第37話 潜入

「プリトヒュもだったが…正体を隠すってのが最近の王族のトレンドなのか…?」


「いや。だからペネタ様は隠してないって。カイドーさんが気が付かない方がおかしい。」


「うぐっ……仕方ないだろ。そういう事には疎いんだよ。」


「疎いにも程があるだろ。」


「言い返せないところが腹立つ…が、それより今はこっちの話だ。」


話が逸れたが、元に戻す。


「問題は、俺が信用出来ないって事ですよね?」


「一言で言ってしまえば、そうなるわね。」


「……はぁ……分かりました。俺は何をしたら良いんですか?」


「え?カイドーさん?それは一体どういう…?」


ネルクが俺に疑問を投げかける。


「ペネタ様は、異常な程に慎重だ。そんな人が危険かもしれない相手に、なんの考えもなく接触したとは考え難い。

今までの話をまとめると、ペネタ様が俺を信用出来たならば、俺の力を借りたい。という事だ。

つまり、ペネタ様が俺を信用する為に必要な何か、それを用意しているはずだ。」


「な、なるほど…」


「当然用意しているわ。でも、時間が無いから少し荒っぽいやり方なのは許して欲しいわ。」


バンッ!


馬車の扉が突然開き、外から長細い何かが入ってくる。


それが槍先だと気付いた時には、即座に体が動いていた。


槍先が驚いたニルの首筋に近付いて行く。その槍先を素手で掴み取る。


ブシュッ!


槍先を強く握った瞬間に鋭い痛みが走り、吹き出した血がニルの頬に飛ぶ。


「……ご主人様……?」


目の前で俺の手から滴り落ちる血を見たニルが、腰から短剣を抜き取ると、ペネタに斬り掛かる。


ガキィン!


ネルクがその攻撃に反応し、ニルの剣を受け止めると、短剣が中程で折れて破片が馬車の中に散らばる。


ガンッ!


「殺す!殺してやるっ!!」


ネルクに小さな体を組み伏せられ、暴れるニルがペネタを睨みつけ、暴言を浴びせる。


「殺してやる!今ここでっ!」


「暴れるな!腕を折るぞ!」


「うるさい!黙れっ!」


押さえ付けられたニルが、それでも暴れようと体を捻じる。大人しくするつもりは無いらしい。


「…ネルク。離しなさい。」


「ペネタ様の命令でもそれだけは出来ません。」


「そのままでは本当に腕を折ってしまうわ。」


「ニル。暴れるな。」


「ですがご主人様が!」


「落ち着け。俺の手は大丈夫だ。皮が多少切れただけで大した怪我じゃない。」


槍先を強く握ったにしては、傷が浅い掌をニルに見せてやる。


槍先の刃が半分以上潰してあったのだ。


「俺は平気だから一回落ち着け。」


「…分かりました。」


ネルクが束縛を解くと、ニルは大人しく横に座り、直ぐに腰袋から取り出した傷薬と白布で手当をしてくれる。

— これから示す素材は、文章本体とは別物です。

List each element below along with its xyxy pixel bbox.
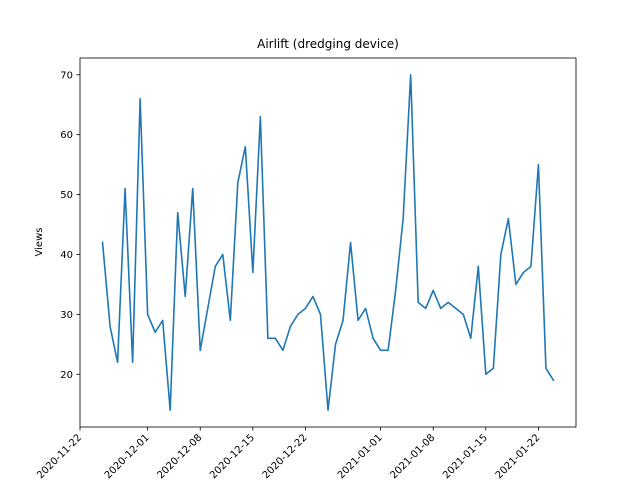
- x-tick-label: 2021-01-01: [336, 432, 385, 480]
- x-tick-label: 2020-12-01: [103, 432, 152, 480]
- x-tick-label: 2021-01-08: [388, 432, 437, 480]
- y-tick-label: 40: [60, 250, 73, 261]
- x-tick-label: 2021-01-22: [494, 432, 543, 480]
- x-tick-label: 2020-12-22: [261, 432, 310, 480]
- y-tick-label: 50: [60, 190, 73, 201]
- x-tick-label: 2020-11-22: [35, 432, 84, 480]
- y-tick-label: 70: [60, 70, 73, 81]
- y-tick-label: 30: [60, 310, 73, 321]
- x-tick-label: 2020-12-15: [208, 432, 257, 480]
- x-tick-label: 2020-12-08: [155, 432, 204, 480]
- series-group: [103, 75, 554, 410]
- x-tick-label: 2021-01-15: [441, 432, 490, 480]
- plot-frame: [80, 58, 576, 427]
- chart-title: Airlift (dredging device): [257, 37, 399, 51]
- y-tick-label: 60: [60, 130, 73, 141]
- series-line-0: [103, 75, 554, 410]
- y-axis-label: Views: [34, 228, 45, 257]
- y-tick-label: 20: [60, 370, 73, 381]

「まさか槍先を逆に握り潰すとは思いませんでしたね…」


俺が止めた槍先は握った形に歪んでいる。シンヤの握力どんだけあるんだ…?


「これが俺を信用する為の行動って事は分かった。それで、結果はどうだったんだ。」


「もしカイドー様が神聖騎士団、もしくはそれとは違う組織として我々エルフの事を狙っているのなら、第二王女である私を殺せるチャンスを逃すはずが無い。

こちらから手を出したのだから、後から言い訳などいくらでも出来るわ。カイドー様の力があれば、ネルクも私も即座に殺せたはずなのに。

だからカイドー様も、ニルバーナちゃんも、信じるわ。

獣人族王と、小人族王に推薦されるその力を、貸してくれないかしら。」


「そんなに簡単に信じて良いのか?そう思わせて取り入る可能性もあるだろう?」


「いえ。無いわ。今の段階でそんな事をする必要など無いもの。」


「どういう事だ?」


「これは極秘事項なのだけれど…

私の姉である第一王女、妹である第三王女。そして弟である第二王子は既に何者かによって殺されているの。」


「っ?!」


「それは本当ですか?!ペネタ様!」


極秘事項の内容がヤバすぎる。


「間違いないわ。私がこの目で遺体を確認したから。」


「王族殺しか…」


「残ったのは私と第一王子である兄、カシュト。そして族王であるガンダール王のみよ。

一人ずつ王族が殺されて、残りは私と兄と父。今更私に取り入る必要なんて無いでしょ?」


「……犯人は兄か?」


「カシュト兄様がこんな事をしているとは思えないけれど、状況的に一番怪しいのはカシュト兄様…かしら。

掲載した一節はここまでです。